As Gary entered school he found it difficult to concentrate and exhibited signs of dyslexia. At home, his father grew impatient as he helped Gary with his homework. Often he would slap his son in the face and say harsh things if he didn’t give the right answer. Gary was terrified of going to school for fear the teacher would call on him and he wouldn’t know the right answer. Adding to this fear was the teasing from his classmates. They called him names like “stupid” and “fatso”, and this left Gary feeling alone with no friends.
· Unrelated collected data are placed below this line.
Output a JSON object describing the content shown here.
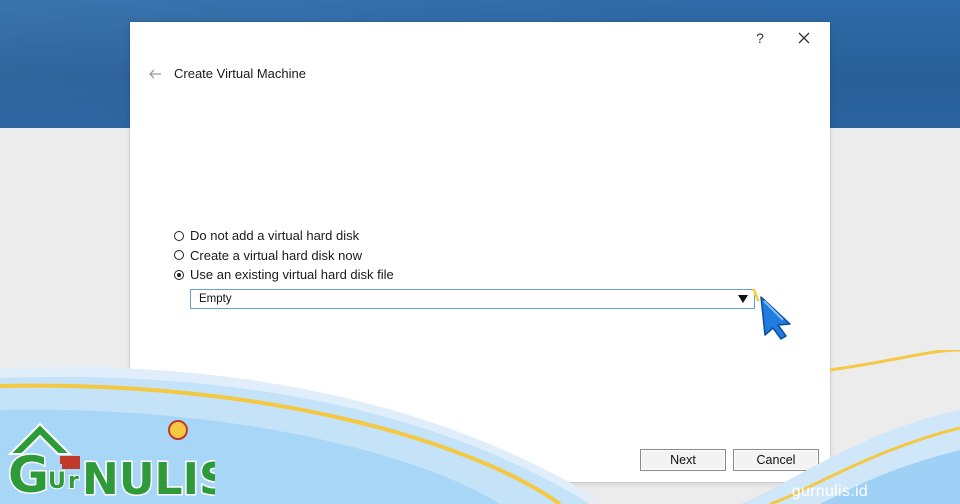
{
  "dialog": {
    "title": "Create Virtual Machine",
    "help_label": "?",
    "icons": {
      "back": "back-arrow-icon",
      "close": "close-icon"
    }
  },
  "disk_options": [
    {
      "label": "Do not add a virtual hard disk",
      "selected": false
    },
    {
      "label": "Create a virtual hard disk now",
      "selected": false
    },
    {
      "label": "Use an existing virtual hard disk file",
      "selected": true
    }
  ],
  "disk_file_select": {
    "value": "Empty"
  },
  "buttons": {
    "next": "Next",
    "cancel": "Cancel"
  },
  "watermark": {
    "logo_text": "GURNULIS",
    "site": "gurnulis.id"
  },
  "colors": {
    "header_blue": "#2a63a0",
    "combo_border": "#6aa0cc",
    "cursor_blue": "#1f7be0",
    "wave_yellow": "#f5c842",
    "wave_blue": "#9fd0f5"
  }
}
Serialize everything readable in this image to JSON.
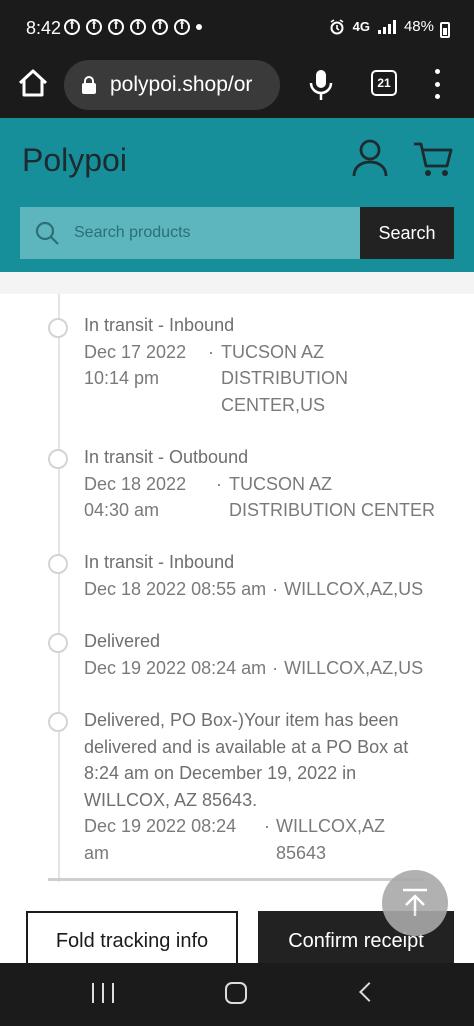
{
  "status_bar": {
    "time": "8:42",
    "network": "4G",
    "battery": "48%"
  },
  "browser": {
    "url": "polypoi.shop/or",
    "tab_count": "21"
  },
  "site": {
    "logo": "Polypoi",
    "search_placeholder": "Search products",
    "search_button": "Search",
    "accent_color": "#178f9b"
  },
  "tracking": {
    "events": [
      {
        "status": "In transit - Inbound",
        "date_line1": "Dec 17 2022",
        "date_line2": "10:14 pm",
        "loc_line1": "TUCSON AZ",
        "loc_line2": "DISTRIBUTION",
        "loc_line3": "CENTER,US"
      },
      {
        "status": "In transit - Outbound",
        "date_line1": "Dec 18 2022",
        "date_line2": "04:30 am",
        "loc_line1": "TUCSON AZ",
        "loc_line2": "DISTRIBUTION CENTER"
      },
      {
        "status": "In transit - Inbound",
        "date": "Dec 18 2022 08:55 am",
        "location": "WILLCOX,AZ,US"
      },
      {
        "status": "Delivered",
        "date": "Dec 19 2022 08:24 am",
        "location": "WILLCOX,AZ,US"
      },
      {
        "description": "Delivered, PO Box-)Your item has been delivered and is available at a PO Box at 8:24 am on December 19, 2022 in WILLCOX, AZ 85643.",
        "date_line1": "Dec 19 2022 08:24",
        "date_line2": "am",
        "loc_line1": "WILLCOX,AZ",
        "loc_line2": "85643"
      }
    ],
    "separator": "·"
  },
  "actions": {
    "fold_label": "Fold tracking info",
    "confirm_label": "Confirm receipt"
  }
}
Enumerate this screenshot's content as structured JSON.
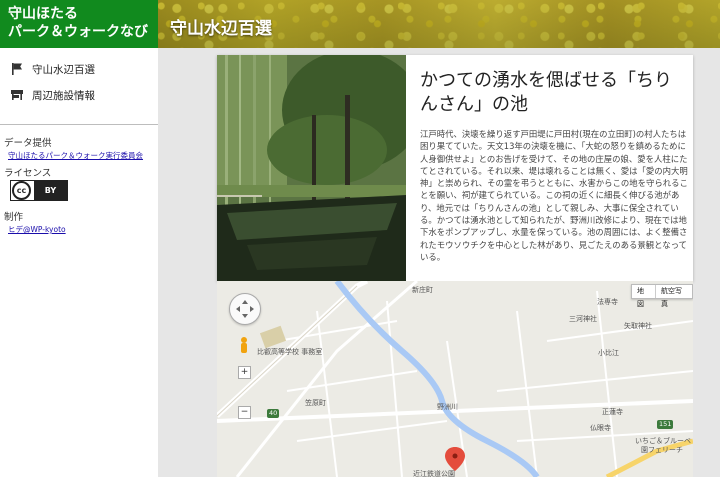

At home, the only person Gary felt close to was his mother. She was home more than his father and so he had more interaction with her. He loved his mother but her irrational behavior upset him. He tried to help keep the house in order and be a good boy so that no outbursts would happen. By the age of ten, Gary was emotionally overwhelmed with feelings of fear, shame, loneliness, nervousness and rejection. One day when he thought no one would see him, he put on some of his mother’s make-up. He had seen her do this and wondered what it would be like to apply it to his face. As he was doing this, his father unexpectedly came into the bathroom. He flew into a rage and beat Gary, accusing him of doing something queer, deepening Gary’s sense of humiliation.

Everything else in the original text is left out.